CORVALLIS - During the past 15 years, dozens of scientists from Oregon State University have donned diving gear to study ocean currents, undersea vents, fish populations of near-shore reefs, marine algae and their potential cancer-fighting properties, and literally hundreds of other research areas.
It's Jim Washburn's job to make sure they come back alive.
A research assistant in the College of Engineering, Washburn carries an unusual title for an academic - university diving officer.
Since joining the OSU faculty in 1969, Washburn estimates he has worked with as many as 500 divers on university-related projects, including about 200 faculty and graduate students. Fifteen years ago, he was officially appointed as the university diving officer.
"My main function is to work with people who have to go underwater to accomplish their research goals, and to help them be safe," Washburn said.
Universities involved in oceanographic research set up the American Academy of Underwater Sciences several years ago to oversee diving operations. Under these guidelines, OSU set up a Diving Control Board and a diving officer, according to Ron Zaneveld, a professor of oceanic and atmospheric sciences at OSU.

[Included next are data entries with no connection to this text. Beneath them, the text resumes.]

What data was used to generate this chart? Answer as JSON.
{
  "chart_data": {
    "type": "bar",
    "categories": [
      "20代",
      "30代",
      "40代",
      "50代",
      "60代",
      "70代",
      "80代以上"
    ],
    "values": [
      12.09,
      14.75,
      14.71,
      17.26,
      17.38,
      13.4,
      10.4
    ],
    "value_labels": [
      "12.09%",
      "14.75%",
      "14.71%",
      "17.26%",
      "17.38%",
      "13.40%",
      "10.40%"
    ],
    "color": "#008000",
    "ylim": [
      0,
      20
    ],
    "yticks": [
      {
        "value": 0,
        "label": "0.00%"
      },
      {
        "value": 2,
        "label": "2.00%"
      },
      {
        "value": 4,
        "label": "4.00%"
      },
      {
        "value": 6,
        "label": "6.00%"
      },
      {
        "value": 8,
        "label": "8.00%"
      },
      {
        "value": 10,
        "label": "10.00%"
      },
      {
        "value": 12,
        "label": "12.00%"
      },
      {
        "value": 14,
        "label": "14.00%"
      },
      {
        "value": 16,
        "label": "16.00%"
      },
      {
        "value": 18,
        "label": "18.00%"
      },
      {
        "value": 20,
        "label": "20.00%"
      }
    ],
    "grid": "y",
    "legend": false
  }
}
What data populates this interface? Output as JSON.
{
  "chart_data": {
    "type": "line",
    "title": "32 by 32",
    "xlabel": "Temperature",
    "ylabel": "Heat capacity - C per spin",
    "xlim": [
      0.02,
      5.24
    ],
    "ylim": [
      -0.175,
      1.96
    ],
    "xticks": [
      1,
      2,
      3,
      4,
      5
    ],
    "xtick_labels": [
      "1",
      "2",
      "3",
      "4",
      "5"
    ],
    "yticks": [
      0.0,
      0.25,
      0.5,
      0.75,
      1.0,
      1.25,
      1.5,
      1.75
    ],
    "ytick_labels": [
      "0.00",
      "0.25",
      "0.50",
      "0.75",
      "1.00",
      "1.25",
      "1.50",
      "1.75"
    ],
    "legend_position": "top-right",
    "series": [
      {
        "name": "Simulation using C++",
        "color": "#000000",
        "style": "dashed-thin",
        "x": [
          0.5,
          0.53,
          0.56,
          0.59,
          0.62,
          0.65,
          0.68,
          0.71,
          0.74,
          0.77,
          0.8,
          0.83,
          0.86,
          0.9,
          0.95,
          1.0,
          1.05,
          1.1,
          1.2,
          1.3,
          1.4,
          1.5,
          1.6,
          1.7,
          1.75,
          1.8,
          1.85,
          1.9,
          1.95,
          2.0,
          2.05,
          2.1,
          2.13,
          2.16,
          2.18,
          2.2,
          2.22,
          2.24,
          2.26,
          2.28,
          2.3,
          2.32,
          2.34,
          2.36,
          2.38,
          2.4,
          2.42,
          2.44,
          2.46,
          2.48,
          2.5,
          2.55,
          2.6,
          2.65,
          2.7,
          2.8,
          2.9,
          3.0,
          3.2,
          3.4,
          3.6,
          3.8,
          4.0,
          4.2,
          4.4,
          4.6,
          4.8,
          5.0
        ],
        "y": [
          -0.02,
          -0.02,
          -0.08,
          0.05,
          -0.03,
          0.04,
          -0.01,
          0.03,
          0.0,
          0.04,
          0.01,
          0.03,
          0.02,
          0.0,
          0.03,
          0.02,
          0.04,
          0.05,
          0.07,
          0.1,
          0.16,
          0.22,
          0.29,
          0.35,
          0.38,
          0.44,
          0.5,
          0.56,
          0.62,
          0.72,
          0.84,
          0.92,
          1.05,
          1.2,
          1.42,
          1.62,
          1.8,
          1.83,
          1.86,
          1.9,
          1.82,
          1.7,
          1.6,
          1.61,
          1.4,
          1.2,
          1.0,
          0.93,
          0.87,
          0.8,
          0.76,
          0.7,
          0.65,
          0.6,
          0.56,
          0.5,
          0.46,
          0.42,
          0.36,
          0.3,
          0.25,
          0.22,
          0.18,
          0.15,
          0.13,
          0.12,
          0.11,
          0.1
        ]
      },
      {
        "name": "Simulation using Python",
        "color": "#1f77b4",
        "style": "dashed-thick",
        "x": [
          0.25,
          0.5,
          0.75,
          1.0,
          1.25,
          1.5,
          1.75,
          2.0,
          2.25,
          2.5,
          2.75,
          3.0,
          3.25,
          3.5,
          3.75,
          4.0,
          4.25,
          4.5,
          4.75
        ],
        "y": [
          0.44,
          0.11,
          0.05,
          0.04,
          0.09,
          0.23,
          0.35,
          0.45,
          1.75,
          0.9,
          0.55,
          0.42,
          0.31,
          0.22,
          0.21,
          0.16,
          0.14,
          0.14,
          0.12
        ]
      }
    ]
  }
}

"The program's purpose is to regulate control, and instruct all diving that takes place under OSU auspices," Zaneveld said.
An expert in "optical oceanography," Zaneveld knows first-hand of Washburn's experience in diving. The two just returned from a research project in the Bahamas sponsored by the Office of Naval Research where Zaneveld was studying optical properties that affect underwater radiative transfer.
In addition to working with the divers on the project, Washburn also helped adapt an instrumentation package needed in the research to make it portable.
Washburn has worked on numerous other projects. Last year he helped a handful of OSU researchers in Duck, N.C., working on a major erosion study project funded by the Army Corps of Engineers. One of those researchers, Walt Waldorf, said Washburn provided essential safety guidelines and helpful suggestions.
"From my personal experience, he maintains just the right level of control on the OSU dive program," Waldorf said. "He could easily regulate it to death. What he does works well."
He also worked with Bill Gerwick, a professor of pharmacy, and his assistants, helping train them for a series of dives in Indonesia, Fiji, and Venezuela where they were gathering marine algae to explore its cancer-fighting properties.
What Washburn does is to evaluate OSU faculty and graduate students on their diving abilities and then provide the necessary training.
Some of the scientists are complete novices, he said, and need a complete training regimen.
"Others, though, come in with a lot of experience," Washburn said. "We just try to make sure they know enough - about safety, about depth, about the equipment - to get our blessing. The real experts you can spot right away."
Before certifying divers so they can conduct underwater research under the auspices of the university, Washburn and the OSU Diving Control Board require 12 training dives, previous certification from a recognized agency, CPR and first aid training, and certain fitness levels.
"If we have questions, we may jump into the pool with them in full gear and check them out," Washburn said. "Or go out in the ocean. We haven't 'flunked' anyone yet after an open dive, but I've told a few privately that they need more experience."
Each fall, Washburn teaches a research diving class designed for beginners. With a capacity of eight, it is almost always full. Most of the faculty come from backgrounds in oceanography, pharmacy, fisheries and wildlife, zoology, ocean engineering, but Washburn has worked with faculty and staff from all over the university.
"Our first priority is to help researchers who are working on projects," Washburn said. "Some other people just have a strong personal interest in diving."
The work isn't easy. Oregon is one of the toughest places to dive because of low visibility and rough water conditions, Washburn said. When he works with faculty, he lectures them about currents, depth, visibility, marine life and the physical dangers.
He has had experience with all of those facets of diving.
While on leave from the university, Washburn had a job as diving supervisor for the Exxon Valdez oil spill, working for the Dames and Moore consulting company. His job: to do a baseline survey of the ocean beneath the spill.
Washburn also worked in Saudi Arabia after the Gulf War, teaching employees of the Aramco Oil Co. how to dive.
He's worked in the Bahamas. And he's worked in the Arctic.
"My own diving has started to taper off in the last few years," said Washburn, who is 59 years old. "I used to do 150 to 200 dives a year. I only made about 40 dives last year."